8 Replies to “Advertising Insights from Darth Vader”

  1. What shocked me is the lack of insight on the part of Chrysler. They develop an driving, passionate nod to Motor City, allow for a cool clash of hip hop and luxury, and never bother to ask their featured celebrity (Eminem) if he was in any other commercials come the Superbowl. He was… in a Lipton Brisk iced tea commercial where he’s a petulant claymation figure demanding that all commercials he appears in be strictly about him – completely contrary to the theme Chrysler offered. Very sad for them.

  2. I like your point about target audience. I feel like I am in the target audience for Skechers, but their ad was lowest on my list. How many women get excited about seeing Kim Cardashian in workout clothes?Interesting insights this morning from Ad Age about the difference between popularity of commercials and recallability (is that a word?) Here’s the URL.

  3. Agreed Chris. I thought Skechers was off the mark…unless they’re trying to get men to buy the shoes for the girlfriends/wives…which we of course all know is dangerous territory!

    To me, popularity is short lived where as memorability is just that. In fact some pretty “unpopular” spots still live on in our minds…(even though I try to forget!).

  4. Great comment Jason. I wasn’t sure about who Chrysler was targeting with their brand. I loved the look, timing, and emotional tenor of the spot. The cinematic quality of the spot was lovely, and I thought the narrative was beautifully written. For me, it was actually a disconnect to have Eminem step out of the car only because I don’t think the design of Chrysler’s cars is actually hip and cool — they come across a conservative family vehicles to me. Maybe Chrysler’s trying to reposition its brand and hip luxury, but I’m not sure I’m buying it.

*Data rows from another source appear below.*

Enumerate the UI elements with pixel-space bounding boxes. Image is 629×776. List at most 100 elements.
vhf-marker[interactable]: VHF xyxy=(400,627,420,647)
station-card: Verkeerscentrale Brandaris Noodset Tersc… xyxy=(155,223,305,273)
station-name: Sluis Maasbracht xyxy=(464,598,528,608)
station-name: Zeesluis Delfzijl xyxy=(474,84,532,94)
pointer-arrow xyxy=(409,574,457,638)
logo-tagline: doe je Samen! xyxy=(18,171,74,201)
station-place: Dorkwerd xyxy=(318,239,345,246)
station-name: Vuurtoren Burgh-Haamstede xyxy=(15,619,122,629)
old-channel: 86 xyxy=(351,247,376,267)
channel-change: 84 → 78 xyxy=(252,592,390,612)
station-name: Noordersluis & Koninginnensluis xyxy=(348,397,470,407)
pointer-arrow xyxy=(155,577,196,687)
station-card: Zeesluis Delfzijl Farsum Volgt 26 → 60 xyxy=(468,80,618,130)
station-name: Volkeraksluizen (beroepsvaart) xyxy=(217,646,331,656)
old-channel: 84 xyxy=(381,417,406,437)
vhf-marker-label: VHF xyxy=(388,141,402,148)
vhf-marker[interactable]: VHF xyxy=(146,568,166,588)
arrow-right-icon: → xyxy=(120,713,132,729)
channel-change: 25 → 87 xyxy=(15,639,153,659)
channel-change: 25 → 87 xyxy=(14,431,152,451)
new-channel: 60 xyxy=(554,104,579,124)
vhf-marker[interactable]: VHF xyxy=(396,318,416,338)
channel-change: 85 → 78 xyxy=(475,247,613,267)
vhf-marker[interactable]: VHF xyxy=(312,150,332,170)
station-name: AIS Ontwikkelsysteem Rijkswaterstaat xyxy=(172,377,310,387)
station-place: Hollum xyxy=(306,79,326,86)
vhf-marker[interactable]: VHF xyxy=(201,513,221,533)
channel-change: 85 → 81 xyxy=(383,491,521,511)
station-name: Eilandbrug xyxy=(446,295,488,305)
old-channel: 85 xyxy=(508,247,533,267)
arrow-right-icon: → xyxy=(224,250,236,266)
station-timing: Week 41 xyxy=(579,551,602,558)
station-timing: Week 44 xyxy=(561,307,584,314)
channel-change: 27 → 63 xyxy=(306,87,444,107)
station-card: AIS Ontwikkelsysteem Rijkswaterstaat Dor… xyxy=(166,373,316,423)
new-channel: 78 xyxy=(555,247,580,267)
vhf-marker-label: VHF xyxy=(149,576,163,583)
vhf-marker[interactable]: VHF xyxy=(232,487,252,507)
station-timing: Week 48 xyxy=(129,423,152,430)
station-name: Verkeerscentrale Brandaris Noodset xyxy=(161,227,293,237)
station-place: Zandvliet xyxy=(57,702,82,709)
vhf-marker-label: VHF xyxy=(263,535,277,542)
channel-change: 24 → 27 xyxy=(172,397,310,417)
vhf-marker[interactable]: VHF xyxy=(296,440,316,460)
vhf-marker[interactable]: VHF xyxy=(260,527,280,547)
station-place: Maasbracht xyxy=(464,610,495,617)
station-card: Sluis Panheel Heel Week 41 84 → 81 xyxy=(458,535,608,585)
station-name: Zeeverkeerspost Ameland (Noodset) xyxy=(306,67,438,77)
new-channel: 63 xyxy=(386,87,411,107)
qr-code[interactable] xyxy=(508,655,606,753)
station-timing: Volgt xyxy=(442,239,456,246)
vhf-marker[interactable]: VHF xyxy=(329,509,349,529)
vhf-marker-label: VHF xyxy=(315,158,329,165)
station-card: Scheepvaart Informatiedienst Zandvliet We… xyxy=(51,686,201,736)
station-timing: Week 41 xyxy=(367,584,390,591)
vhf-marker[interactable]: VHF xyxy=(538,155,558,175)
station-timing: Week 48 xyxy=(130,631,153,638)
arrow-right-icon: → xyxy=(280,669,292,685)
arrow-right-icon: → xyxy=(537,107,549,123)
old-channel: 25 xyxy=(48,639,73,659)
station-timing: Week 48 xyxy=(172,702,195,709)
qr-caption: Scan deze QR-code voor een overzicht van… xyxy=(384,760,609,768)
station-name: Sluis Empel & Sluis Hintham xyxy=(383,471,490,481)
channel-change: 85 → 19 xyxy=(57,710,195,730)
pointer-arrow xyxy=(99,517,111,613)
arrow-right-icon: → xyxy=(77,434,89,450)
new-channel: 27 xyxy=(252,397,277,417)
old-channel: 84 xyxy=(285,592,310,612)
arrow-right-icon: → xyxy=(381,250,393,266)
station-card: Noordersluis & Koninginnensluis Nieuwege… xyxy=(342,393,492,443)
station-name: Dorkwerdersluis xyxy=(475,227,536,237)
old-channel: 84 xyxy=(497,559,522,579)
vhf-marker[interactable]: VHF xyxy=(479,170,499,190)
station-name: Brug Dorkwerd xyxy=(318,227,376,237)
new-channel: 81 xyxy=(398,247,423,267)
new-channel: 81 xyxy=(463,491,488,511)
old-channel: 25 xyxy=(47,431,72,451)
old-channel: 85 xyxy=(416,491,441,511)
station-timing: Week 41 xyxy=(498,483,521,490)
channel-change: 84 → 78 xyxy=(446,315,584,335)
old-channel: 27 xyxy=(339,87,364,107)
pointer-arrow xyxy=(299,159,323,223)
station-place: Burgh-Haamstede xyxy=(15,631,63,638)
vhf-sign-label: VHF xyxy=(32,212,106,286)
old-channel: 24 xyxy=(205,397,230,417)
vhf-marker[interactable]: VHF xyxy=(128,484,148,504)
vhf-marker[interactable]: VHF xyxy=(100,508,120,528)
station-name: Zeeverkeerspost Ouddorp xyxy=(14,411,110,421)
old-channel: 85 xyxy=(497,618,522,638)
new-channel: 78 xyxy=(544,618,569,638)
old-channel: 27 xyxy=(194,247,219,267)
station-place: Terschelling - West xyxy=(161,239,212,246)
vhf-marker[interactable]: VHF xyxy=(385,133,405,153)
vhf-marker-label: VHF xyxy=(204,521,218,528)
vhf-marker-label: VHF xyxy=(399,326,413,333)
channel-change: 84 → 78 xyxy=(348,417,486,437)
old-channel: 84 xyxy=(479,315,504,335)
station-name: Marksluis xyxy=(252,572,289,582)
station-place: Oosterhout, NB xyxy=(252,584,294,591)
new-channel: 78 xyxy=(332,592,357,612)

  5. It is interesting that you mention repositioning to luxury – someone at the party I was at pointed out that quite a few brands seemed to be pointing themselves toward that word this year, as if someone finally gave the OK to seek luxury items again. The really weird part is, at the time, I agreed with them, but now I can’t recall which spots seemed to lean that way. Maybe that’s part of the problem with depending too much on the buzzy idea of the moment.

  6. Interestingly, a lot of “luxury” brands have done OK during the recession, as have budget brands. The brands that have suffered most are the ones in the middle, or that haven’t done a great job of defining what they stand for. I think Chrysler fits in the “not having differentiated itself enough and therefore no one gets what it stands for.” However, the “luxury” brands that have done well are not the flashy types, but the reliable “good investment for the long term types.” I think you have to build that cred first before you can build luxury cred. Not sure Chrysler has done that effectively. And their pricing strategy seems all wrong for the luxury brand too. In my mind, they’d be better off taking a page from Target — cool, hip, live the contemporary lifestyle for not a lot of money type of campaign. Of course the car would actually have to look hip…but that’s another story…oh yeah Ford’s got that story 🙂

  7. I’m never into the game, I always watch for the ads, but this time there actually was a game to watch. I was torn between watching TDs and following’s live panel blog about the ads.

    Which should tell you, that I was mostly unimpressed with the ads. “Darth Passat” was the only one that I simply liked and remembered. But I have to ask myself what is the unmeasured strength of bad ads? – i.e. Skechers and Kardashian — It’s got great recall because it is so bad, but I sure wouldn’t buy it…

  8. Hi Sara. I was doing that too. It was a good game…just couldn’t get into it. Good question about unmeasured strength of ads that have recall, even those that are popular, but don’t get the job done for the product. The Taco Bell chihuahua was one of those > memorable, quoted, buzzed about, didn’t increase sales. Then there where the Mr. Whipple Charmin ads. People hated the ads, but they sold the Charmin. I’m all about advertising delivering ROI for the brand. Not sure a Skechers/Kardashian partnership will increase sales, which I’m going to assume is their goal, so in that respect – memorable or not, the Skechers ad fails.